Review of The Geisha Boy

9/10
The Geisha Boy was another wonderful Jerry Lewis-Frank Tashlin collaboration
4 September 2011
Warning: Spoilers
When I first watched an entire Jerry Lewis movie, it was Hardly Working 30 years ago. In that one, he impersonated a Japanese cook speaking in gibberish. I thought it was funny at the time and when I eventually see it again, I'll put my reaction here. But some other imitations of such nationality that I just watched on some of his earlier movies made me cringe since it reeked of such a racist stereotype. So when watching this one, The Geisha Boy, I was pleasantly surprised to see such a good portrayal of the people from the Land of the Rising Sun and that Lewis was minimal in trying to mimic them. He plays Gilbert Wooley, a down-on-his-luck magician reduced to going on a USO tour with movie star Lola Livingston (Marie McDonald). It goes to the Asian country where he meets and gets acquainted with a pretty young lady named Kima Sikita (Nobu Atsumi McCarthy) and her nephew Mitsuo Watanabe (Robert Hirano). Also on the plane is Sgt. Pearson (Suzanne Pleshette in her debut feature). Oh, and the father of Kima, played by Sessue Hayakawa, resembles someone from a certain movie...This is the second picture in a row directed by Frank Tashlin starring Jerry. As the former animator of Warner Bros. cartoons, Tashlin displays his cartoon talents immensely like when he uses the character of Ichiyama (Ryuzo Demura) when he's chasing Jerry and his rabbit Harry who also benefits from the director's treatment. While things are quite hilarious during the plane sequences and some of the Japan scenes, things become quite sentimental when Mitsuo becomes the focus. And that's not a bad thing here as Jer, as he also demonstrated in Tashlin's Rock-a-Bye Baby, knows how to switch gears naturally. So on that note, The Geisha Boy comes highly recommended.
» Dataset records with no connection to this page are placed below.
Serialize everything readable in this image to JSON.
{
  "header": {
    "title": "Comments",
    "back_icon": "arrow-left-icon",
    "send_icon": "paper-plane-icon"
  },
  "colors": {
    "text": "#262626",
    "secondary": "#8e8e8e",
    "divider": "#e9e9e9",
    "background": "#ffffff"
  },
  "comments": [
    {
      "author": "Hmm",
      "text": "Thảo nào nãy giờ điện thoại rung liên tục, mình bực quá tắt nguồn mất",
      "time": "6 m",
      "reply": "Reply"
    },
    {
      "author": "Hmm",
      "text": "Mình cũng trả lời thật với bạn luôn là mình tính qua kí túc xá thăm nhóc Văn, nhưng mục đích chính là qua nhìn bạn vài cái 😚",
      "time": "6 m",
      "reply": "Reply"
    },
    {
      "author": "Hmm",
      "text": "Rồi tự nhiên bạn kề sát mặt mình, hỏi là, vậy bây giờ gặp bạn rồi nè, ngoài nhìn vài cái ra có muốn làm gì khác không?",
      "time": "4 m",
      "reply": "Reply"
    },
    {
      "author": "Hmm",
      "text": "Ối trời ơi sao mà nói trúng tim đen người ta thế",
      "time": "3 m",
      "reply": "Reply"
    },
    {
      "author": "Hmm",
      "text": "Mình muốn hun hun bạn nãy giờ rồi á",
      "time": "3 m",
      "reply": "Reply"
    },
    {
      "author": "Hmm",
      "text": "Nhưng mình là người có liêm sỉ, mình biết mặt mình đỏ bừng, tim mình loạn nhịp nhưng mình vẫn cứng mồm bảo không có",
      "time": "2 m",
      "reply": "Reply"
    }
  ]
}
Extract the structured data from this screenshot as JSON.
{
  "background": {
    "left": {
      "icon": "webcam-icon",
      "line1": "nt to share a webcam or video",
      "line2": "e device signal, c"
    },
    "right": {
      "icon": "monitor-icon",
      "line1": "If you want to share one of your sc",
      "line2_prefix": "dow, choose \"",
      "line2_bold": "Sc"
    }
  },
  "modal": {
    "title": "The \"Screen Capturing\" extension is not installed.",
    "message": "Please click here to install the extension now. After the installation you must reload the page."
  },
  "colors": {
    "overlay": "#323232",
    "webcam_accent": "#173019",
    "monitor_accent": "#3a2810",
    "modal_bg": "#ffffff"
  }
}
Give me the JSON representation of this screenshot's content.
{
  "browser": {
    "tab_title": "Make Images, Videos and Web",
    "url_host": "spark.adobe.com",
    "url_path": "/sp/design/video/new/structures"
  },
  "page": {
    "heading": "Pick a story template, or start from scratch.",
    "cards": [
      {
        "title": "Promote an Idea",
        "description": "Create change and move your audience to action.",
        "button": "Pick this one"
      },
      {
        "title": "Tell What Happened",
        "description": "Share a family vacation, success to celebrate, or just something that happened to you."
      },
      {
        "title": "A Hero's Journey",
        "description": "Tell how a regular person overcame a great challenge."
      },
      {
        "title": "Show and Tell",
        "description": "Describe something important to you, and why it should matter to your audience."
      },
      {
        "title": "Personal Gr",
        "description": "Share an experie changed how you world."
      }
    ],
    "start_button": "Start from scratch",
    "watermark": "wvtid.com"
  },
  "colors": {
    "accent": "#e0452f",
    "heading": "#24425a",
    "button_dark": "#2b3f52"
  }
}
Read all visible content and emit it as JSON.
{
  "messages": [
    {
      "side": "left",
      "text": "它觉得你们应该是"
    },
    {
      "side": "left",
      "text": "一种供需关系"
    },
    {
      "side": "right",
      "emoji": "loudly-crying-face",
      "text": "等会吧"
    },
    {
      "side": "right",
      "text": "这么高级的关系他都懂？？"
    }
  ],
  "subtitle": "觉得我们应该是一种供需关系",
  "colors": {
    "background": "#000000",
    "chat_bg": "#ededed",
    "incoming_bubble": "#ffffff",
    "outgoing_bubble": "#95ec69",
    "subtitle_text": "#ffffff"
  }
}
P.S. I have yet to watch The Bridge on the River Kwai but I read about Hayakawa's spoofing of that scene on Wikipedia so I knew about it when watching it here. I had also seen him as much younger man in Cecil B. DeMille's The Cheat so he wasn't too unfamiliar to me. And I was wonderfully amazed to read here on IMDb that Ms. McCarthy had twice played a romantic interest for Noriyuki "Pat" Morita: as his wife on "Happy Days" and as a long-ago love on The Karate Kid, Part II. Oh, and today would have been one when Jer would have hosted the MDA telethon except, for reasons known only to him and the MDA association, he's been unceremoniously dumped. It's a shame, really.